第1話 「フェミニストとして、人間として」
この物語の主人公━━田所渚 康裕は、俗に言うフェミニストだ。
そんな彼はついさっき、誰かに殺された。彼は悲惨な最期を迎えた。彼の目標はついえた……かに思えた。
「むっ?ここは?」
と、田所渚が辺りを見回すと1人少女が居た。明らかな美形に白き肌、西洋人?どこの国のものだろうと思った。
「あっ、起きましたか」
少女がそう問いかけると田所渚が今いる状況を振り返る。そして立ち上がり辺りを散策する。
「あのー?」
という少女の言葉をものともせず散策を続ける。
彼は警戒していた。また自分が撃たれるかもしれないからだ。
辺りを散策してからここは外であり、誰にも侵されてないとても美しい自然であることに気づいた。誰も木や土を荒らした形跡はなく日本ではとても珍しい地域にいるのだと感じた。とても誇らしい。
少女は心配そうに田所渚を見る。
「もしかしてここら辺の人じゃないのかな?」
という少女の言葉に田所渚は引っかかった。ここは日本のはず、田所渚はザ・日本人のような服装と顔立ちであるはず。そう思い言葉を返した。
「ここはどこなんですか?」
まずは敬語。人間として初歩的なコミュニケーション人との信頼を作るにはコミュニケーションは大事なのだ。そして今の立ち位置を正確に把握する必要がある。そしてこの少女が田所渚の敵であるかを。
もちろんフェミニスト活動としての意味だ。
「ここはヴェルディア王国ですよ?」
??、田所渚の中の世界観が崩壊した。日本ではないと、日本にこのような自然がある、と誇らしげに思っていた。ショックに呑まれそうになるが一先ず耐える。そして次の質問に
「あなたの名前を━━
いや、まずは私から、」
危ない。信頼度を築く上にまずは自分の情報を崩す必要がある。相手任せで信頼度を築けば崩壊するのは容易い。ここは日本ではないということが分かった。そしてヴェルディア。私の知識的にはそのような国は存在しない。そして私が死んだはずというのが本当だとして、そこから導かれるのは━━━━━
「ナギサ・タドコロです。ヴェルディア王国出身ではないのですが、どこ生まれかは正確にはわかりません。」
信じたくない、そのものの存在を認めるのはどうなのか、「異世界転生」を。田所渚は異世界転生を正直好いてはいない。世界にとって都合の良いことしかないのも、実際の複雑な世界を引用しきれてないのもいけ好かない。所詮創作なのだから……と、思っていたらついに田所渚の所まで…。
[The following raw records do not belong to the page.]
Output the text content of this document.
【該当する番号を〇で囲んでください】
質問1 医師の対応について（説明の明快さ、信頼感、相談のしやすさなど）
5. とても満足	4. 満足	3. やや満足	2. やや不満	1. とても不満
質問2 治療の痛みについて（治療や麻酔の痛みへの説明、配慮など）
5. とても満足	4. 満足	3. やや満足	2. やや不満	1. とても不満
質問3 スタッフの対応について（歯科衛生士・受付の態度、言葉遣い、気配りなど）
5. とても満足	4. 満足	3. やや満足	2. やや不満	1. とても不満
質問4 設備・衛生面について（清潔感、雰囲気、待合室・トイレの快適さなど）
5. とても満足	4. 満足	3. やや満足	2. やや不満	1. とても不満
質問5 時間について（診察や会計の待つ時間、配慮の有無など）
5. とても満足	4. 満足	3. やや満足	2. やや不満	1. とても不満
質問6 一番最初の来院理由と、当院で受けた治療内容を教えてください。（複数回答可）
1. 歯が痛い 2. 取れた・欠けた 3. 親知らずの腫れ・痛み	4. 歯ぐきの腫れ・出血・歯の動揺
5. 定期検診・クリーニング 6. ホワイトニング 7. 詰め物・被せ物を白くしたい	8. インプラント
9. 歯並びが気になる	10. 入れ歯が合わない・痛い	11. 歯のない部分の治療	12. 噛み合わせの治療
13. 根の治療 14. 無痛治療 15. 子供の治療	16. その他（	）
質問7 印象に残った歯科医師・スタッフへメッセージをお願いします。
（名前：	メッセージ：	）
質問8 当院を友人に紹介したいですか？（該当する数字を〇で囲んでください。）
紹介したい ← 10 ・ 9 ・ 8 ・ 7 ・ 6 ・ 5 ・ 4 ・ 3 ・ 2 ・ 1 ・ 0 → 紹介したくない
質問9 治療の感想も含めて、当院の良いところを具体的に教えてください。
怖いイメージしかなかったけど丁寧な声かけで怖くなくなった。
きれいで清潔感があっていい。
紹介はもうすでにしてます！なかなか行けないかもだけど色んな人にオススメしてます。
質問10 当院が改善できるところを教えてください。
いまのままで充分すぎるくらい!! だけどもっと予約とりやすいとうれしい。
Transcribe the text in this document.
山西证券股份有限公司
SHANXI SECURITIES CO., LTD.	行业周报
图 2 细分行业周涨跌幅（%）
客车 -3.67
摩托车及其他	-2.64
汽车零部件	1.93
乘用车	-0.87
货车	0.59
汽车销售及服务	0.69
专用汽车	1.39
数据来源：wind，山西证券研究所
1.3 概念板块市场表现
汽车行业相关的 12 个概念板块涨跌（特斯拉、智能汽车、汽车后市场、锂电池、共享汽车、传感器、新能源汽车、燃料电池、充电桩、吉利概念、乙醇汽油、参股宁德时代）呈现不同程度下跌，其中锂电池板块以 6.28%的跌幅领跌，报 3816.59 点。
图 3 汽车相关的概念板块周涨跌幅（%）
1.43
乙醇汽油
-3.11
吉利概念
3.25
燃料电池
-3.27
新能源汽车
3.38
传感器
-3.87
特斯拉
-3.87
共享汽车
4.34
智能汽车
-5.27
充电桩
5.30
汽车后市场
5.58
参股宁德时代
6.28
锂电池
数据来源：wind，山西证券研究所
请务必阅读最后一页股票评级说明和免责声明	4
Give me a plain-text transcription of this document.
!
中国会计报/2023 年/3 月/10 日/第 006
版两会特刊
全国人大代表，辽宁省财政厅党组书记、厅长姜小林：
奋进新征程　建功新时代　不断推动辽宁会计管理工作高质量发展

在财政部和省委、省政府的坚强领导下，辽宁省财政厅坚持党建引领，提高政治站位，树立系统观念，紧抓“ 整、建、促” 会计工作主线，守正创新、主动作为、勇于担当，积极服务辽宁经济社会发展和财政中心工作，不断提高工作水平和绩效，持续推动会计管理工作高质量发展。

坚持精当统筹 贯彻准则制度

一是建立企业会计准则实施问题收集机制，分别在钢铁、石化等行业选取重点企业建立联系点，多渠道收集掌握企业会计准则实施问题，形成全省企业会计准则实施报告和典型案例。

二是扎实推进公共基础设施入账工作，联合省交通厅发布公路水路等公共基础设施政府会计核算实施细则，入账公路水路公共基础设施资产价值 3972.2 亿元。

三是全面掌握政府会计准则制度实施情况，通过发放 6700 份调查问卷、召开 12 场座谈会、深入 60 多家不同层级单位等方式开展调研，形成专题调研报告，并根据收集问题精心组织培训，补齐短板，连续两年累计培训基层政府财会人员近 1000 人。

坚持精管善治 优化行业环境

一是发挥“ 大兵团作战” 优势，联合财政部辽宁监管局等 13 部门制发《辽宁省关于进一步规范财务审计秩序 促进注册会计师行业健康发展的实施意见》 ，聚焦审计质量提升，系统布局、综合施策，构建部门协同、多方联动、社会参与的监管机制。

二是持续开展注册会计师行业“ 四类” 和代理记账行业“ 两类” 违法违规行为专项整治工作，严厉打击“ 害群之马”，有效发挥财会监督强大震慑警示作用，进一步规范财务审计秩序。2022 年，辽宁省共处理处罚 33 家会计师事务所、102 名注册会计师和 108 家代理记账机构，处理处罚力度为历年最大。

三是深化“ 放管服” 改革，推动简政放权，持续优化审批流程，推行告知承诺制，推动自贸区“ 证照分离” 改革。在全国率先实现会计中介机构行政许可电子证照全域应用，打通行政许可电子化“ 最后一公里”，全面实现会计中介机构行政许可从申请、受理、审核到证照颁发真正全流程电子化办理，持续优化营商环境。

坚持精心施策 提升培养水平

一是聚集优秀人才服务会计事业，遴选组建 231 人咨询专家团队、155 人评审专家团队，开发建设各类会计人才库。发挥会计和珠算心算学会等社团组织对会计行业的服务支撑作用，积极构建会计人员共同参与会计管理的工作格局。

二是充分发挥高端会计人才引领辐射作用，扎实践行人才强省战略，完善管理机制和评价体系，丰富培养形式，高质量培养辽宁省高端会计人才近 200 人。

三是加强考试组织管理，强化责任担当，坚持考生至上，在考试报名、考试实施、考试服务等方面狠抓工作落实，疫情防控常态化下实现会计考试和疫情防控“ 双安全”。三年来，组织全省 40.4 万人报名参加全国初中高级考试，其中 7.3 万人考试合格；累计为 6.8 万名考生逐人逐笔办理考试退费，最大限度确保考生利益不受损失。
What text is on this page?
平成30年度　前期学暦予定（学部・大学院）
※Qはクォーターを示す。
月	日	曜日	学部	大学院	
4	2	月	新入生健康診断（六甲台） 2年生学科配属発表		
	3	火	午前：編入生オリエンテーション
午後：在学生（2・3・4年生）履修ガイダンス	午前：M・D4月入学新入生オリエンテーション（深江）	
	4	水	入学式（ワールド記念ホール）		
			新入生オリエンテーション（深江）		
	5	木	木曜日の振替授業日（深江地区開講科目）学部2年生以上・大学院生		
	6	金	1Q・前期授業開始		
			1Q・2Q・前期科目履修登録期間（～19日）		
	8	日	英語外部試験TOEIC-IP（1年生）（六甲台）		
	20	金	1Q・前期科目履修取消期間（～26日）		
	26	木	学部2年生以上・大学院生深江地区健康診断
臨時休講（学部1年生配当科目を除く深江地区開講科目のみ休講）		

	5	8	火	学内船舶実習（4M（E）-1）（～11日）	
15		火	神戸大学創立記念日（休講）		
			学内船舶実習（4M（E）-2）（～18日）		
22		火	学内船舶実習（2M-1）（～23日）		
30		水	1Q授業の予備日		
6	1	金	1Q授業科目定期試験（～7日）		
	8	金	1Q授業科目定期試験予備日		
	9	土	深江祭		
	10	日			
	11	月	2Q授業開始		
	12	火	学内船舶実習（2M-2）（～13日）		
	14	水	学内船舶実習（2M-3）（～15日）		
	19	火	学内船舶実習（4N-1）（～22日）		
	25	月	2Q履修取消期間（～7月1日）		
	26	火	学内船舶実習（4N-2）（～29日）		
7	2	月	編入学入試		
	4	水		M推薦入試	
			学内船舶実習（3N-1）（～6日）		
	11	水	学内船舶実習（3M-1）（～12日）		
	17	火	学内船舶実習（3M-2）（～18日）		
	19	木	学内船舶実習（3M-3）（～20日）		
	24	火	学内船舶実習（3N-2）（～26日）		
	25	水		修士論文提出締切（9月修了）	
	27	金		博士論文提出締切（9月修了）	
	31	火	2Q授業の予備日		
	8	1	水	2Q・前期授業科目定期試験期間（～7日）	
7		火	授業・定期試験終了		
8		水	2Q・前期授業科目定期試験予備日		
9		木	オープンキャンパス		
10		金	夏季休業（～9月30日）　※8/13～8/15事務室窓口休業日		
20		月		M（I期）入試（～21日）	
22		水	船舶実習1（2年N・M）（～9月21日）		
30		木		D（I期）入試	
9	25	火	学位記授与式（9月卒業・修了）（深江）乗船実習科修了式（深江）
「ナギサ…さんですね、私はライラ・シャミネです。それと質問なんですが人間ですか?」
現実ならとてつもなく失礼な質問に値するが、もうこの世界を理解した田所渚には大丈夫だ。恐らくライラ・シャミネは、人間以外の生物、白のグラデーションが毛先にかかった黒髪に、田所渚の耳より少し伸びている耳。民族衣装のような独特な明るい色に黒い衣装を羽織っている。
ん?人間じゃないか?いや、恐らく人間に最も近い生物エルフ的なやつだろう。聞いたことがある。
エルフだろうがなんだろうが平等に接されるべき、者だろうが、エルフは差別されやすい生き物であることを読んでいて分かった。私は許せない。そういう物を
「私は人間です。あなたはエルフみたいな種族の方ですか?」
正直日本の憲法14条がこの世界で通ずるとは思えないが、それに似た法律はあるだろう。
じゃなければ、田所渚は耐えきれないだろう。
「まぁ、半分正解ですかね。ただのハーフエルフって訳じゃあないんですが、私は魔王族とエルフ族のハーフというわけで、つまり「魔王」なんですよ」
魔王?この世界は魔王が自然発生するのか?
てんこ盛りすぎて話が追いつかない。魔王が沢山いるという話で進めていくライラも魔王なのか。
「その崇高な?魔王様がこちらで何をしていらっしゃるのですか?」
「いえ!、そんなに畏まらないでください!魔王族とは言っても人間から見たら魔王とは程遠いですよ。」
魔王なのに魔王ではない?ではここで何をしているのかますます興味が湧いてくる。普通の魔王ならば侵略がなんやかんやみたいな感じであろうが、そうでなければ理由があるはずだ
「私はここで、現魔王を倒すための手がかりを探しています。」
全てが妙だ。自分の親に近い存在を消すと言うのか?それは許さないどんな理由があっても非人道的な行動は許さない。
「なぜだ、なぜ殺す必要があるんだ?一時の感情に身を任せているのではないのか?」
これは人間として普通のこと。特別な理由などない。ある方が異常だ。そして必要な話をしなければフェミニストとして。